Passano i decenni, l’antifascismo militante dovrebbe essere una parentesi del passato, eppure l’equazione violenza-Ventennio resiste come una malapianta ai venti della storia. Fascisti su Marte, fascisti infiltrati tra i Centri sociali, fascisti cattivi mimetizzati tra le file dei bravi ragazzi antagonisti: è questa la teoria-passepartout che apre tutte le porte, che ripristina la democrazia violata e rassicura le anime progressiste, insomma un dogma inattaccabile per confezionare la “pista nera” da dare in pasto alla stampa e all’opinione pubblica.

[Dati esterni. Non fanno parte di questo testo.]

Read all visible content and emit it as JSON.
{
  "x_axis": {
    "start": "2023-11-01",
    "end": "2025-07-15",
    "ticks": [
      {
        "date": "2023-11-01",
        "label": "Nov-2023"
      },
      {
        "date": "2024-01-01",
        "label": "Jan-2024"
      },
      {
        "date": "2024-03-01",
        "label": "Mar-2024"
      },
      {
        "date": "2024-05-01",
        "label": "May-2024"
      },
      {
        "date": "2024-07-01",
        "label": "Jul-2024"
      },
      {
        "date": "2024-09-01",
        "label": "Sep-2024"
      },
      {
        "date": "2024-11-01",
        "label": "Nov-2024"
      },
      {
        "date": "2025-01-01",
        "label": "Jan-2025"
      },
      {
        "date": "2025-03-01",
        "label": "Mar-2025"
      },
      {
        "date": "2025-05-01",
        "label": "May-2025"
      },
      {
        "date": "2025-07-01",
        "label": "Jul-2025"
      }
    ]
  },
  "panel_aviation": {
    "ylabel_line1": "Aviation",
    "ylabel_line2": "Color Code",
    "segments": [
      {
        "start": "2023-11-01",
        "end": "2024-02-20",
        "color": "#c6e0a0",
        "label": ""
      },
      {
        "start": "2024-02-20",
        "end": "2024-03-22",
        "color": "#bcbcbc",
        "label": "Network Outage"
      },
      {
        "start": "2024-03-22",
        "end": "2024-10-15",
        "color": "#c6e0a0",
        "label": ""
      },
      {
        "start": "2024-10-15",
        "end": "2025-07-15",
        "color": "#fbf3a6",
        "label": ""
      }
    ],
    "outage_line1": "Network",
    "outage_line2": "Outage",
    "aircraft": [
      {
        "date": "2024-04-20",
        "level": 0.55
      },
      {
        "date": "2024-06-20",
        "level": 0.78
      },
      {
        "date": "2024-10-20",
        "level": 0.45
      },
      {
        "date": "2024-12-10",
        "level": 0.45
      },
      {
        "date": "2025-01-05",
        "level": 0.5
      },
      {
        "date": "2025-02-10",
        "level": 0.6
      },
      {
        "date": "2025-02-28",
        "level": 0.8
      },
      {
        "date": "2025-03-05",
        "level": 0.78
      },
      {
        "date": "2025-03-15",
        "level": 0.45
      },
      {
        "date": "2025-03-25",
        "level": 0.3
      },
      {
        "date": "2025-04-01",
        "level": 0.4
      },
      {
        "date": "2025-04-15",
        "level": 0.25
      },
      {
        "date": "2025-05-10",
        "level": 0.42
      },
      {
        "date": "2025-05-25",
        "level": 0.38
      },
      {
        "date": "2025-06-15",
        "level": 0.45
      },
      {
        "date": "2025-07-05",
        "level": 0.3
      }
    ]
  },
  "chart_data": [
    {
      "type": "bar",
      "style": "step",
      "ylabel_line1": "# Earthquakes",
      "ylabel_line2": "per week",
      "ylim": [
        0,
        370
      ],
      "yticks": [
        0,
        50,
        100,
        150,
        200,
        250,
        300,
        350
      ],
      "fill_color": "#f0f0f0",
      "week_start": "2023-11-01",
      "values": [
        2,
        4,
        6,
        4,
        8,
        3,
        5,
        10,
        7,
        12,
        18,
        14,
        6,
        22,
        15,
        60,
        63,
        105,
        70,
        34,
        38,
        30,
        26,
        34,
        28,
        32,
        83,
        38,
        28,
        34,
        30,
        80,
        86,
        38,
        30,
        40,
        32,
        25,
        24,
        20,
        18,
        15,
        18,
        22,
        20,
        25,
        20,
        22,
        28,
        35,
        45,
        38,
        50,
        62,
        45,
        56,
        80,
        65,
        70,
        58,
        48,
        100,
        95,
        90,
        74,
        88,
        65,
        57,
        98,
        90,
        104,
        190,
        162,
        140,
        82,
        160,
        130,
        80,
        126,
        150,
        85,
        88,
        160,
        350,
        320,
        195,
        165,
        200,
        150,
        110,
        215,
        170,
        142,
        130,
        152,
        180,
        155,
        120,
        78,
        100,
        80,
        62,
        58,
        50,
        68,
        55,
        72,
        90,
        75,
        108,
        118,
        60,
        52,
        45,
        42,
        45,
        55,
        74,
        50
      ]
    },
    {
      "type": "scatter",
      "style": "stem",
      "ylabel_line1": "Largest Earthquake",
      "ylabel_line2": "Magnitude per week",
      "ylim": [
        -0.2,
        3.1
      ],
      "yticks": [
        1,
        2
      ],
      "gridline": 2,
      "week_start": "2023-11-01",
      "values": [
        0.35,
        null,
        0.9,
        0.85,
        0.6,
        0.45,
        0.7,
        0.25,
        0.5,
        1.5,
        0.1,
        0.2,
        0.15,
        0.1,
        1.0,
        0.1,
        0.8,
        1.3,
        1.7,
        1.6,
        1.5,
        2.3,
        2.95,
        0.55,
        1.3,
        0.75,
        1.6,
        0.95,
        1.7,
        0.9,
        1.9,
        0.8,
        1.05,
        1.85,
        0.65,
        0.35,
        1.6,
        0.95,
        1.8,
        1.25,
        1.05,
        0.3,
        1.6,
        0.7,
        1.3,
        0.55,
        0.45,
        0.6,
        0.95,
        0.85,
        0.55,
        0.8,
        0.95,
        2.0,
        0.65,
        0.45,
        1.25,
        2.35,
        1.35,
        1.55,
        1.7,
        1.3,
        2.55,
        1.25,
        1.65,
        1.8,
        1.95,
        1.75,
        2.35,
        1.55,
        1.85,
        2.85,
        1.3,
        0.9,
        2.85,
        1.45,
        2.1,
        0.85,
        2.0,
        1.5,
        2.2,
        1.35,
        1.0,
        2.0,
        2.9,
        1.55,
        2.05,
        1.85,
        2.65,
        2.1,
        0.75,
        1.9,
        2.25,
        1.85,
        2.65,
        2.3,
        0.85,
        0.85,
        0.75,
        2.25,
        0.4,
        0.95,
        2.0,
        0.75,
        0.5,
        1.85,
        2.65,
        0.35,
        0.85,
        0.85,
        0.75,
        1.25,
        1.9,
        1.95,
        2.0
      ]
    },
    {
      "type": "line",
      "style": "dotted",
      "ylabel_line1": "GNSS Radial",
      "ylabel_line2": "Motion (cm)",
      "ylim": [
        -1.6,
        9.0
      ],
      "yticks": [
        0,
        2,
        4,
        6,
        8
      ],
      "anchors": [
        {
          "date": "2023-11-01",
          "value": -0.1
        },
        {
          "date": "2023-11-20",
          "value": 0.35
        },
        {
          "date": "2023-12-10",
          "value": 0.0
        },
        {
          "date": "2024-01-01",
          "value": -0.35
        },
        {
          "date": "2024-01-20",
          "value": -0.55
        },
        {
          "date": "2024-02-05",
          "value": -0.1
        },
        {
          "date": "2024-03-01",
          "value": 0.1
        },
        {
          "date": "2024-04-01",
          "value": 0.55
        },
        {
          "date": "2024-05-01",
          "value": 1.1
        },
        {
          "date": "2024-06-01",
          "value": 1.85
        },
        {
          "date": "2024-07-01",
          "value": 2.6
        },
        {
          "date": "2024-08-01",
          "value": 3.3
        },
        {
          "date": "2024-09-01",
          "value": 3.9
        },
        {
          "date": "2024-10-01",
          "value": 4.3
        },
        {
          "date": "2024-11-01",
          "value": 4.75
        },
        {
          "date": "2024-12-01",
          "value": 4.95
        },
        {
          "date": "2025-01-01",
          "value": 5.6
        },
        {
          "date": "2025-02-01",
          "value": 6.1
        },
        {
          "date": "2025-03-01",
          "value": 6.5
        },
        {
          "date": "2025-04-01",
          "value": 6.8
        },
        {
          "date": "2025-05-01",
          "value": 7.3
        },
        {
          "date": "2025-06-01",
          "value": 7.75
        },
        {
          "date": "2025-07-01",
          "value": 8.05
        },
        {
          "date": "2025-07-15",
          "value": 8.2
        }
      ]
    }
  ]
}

L’identificazione degli assaltatori

Vuoi vedere che anche i teppisti del collettivo Hobo (lo stesso che ha firmato l’aggressione a Matteo Salvini) che hanno assaltato con lancio di sassi, uova e fumogeni la sede del Pd di via Galliera a Bologna, discendono dalla progenie del male? La pensa così il procuratore aggiunto di Bologna, Valter Giovannini, per il quale la violenza è sempre sinonimo di squadrismo fascista. I quattro “eroi” (tre ragazzi, tra i quali l’assaltatore dell’auto del segretario della Lega, e una ragazza tra i 28 e i 20 anni), che durante la visita di Renzi al capoluogo emiliano hanno preso a sassate e spaccato con i caschi  l’ingresso del circolo del Pd, sono stati identitificati e denunciati.  Altri due, sempre legati a Hobo, sarebbero in corso di identificazione da parte degli agenti. Nel frattempo i quattro, già conosciuti alle forze dell’ordine per episodi simili, dovranno rispondere di danneggiamento aggravato in concorso. «E saranno perseguiti», assicura bontà sua il procuratore che poi, a titolo personale, si lascia andare a un consiglio paterno nel segno della riabilitazione degli adolescenti facinorosi. Stati attenti – avverte – perché così, vi comportate da fascisti. «Suggerisco a questi giovani di leggere velocemente su Wikipedia gli albori del fascismo quando i facinorosi, essendo incapaci di dialogare, assaltavano le sedi dei partiti».

Dàgli all’untore

Teppismo, vandalismo, razzismo, bullismo: tutte le devianze più odiose e pericolose, insomma, hanno un tratto distintivo, quella che un tempo si sarebbe detta “una chiara matrice di stampo fascista”. “Dàgli al fascista”, come all’untore di manzoniana memoria, è una pratica di sicuro impatto mediatico, sempre più trendy. Urlano fascisti i Cinquestelle dagli scranni della Camera all’indirizzo dei colleghi prezzolati del Pd, è fascista la deriva autoritaria del Cavaliere, è fascista la politica economica del di Matteo Renzi, è accusato di squadrismo fascista persino Beppe Grillo quando con la mascella volitiva mette alla porta del movimento i sindaci sgraditi. Il sillogismo arriva a vette di straordinario umorismo: gli attivisti dei colletivi di Hobo che protestano contro i nemici democratici accusati di connivenza con il nemico (fascista), a loro insaputa, sono gli epigoni dei fascisti degli albori.